MIDI Controllers for Music Production Software 

If you plan to use virtual instruments to build an original composition, a MIDI controller is an important tool to add alongside music production software. Here are a couple of our favorite MIDI keyboards that work with every software we tested. We recommend 49-key controllers because that size is a good fit for a desk, but both of our recommendations are available with various numbers of keys.

Novation Impulse 49
Novation MIDI keyboards are easy to set up with any music production software and have the best mapping software to help you fully integrate every button and knob. The Impulse series controllers have pressure-sensitive drum pads and responsive, semi-weighted keys. The Novation Impulse automatically maps the faders and knobs when you open the software, and the Automap software enables you to create custom profiles for third-party plugins. In addition to the USB port for connecting to a Mac or PC, the Impulse controllers have a traditional five-pin MIDI connection for controlling hardware synths.

M-Audio Oxygen 49 MK IV
If you're looking for a controller for less than $200, this is your best bet.
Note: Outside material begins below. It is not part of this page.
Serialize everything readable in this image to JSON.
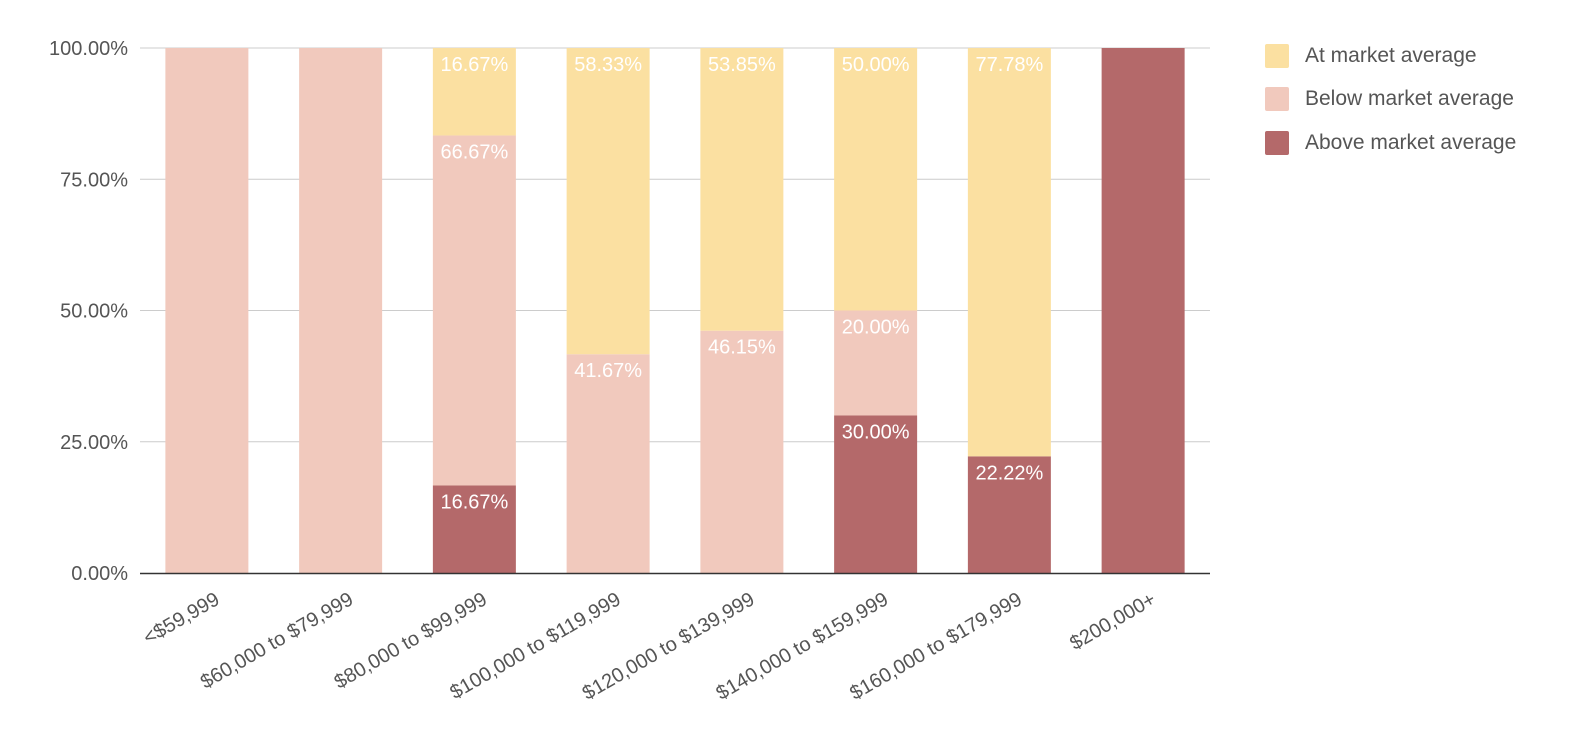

The keyboard and drum pads don’t have as many levels of velocity sensitivity as the Novation Impulse, but the M-Audio Oxygen has the same number of faders and knobs. It doesn’t come with helpful mapping software, but the keys and drum pads automatically sync when a software instrument window is open. The Oxygen controllers have eight drum pads and come in 25-, 49- and 61-key configurations. This controller has a slim footprint that works perfectly on a desktop, where space is at a premium.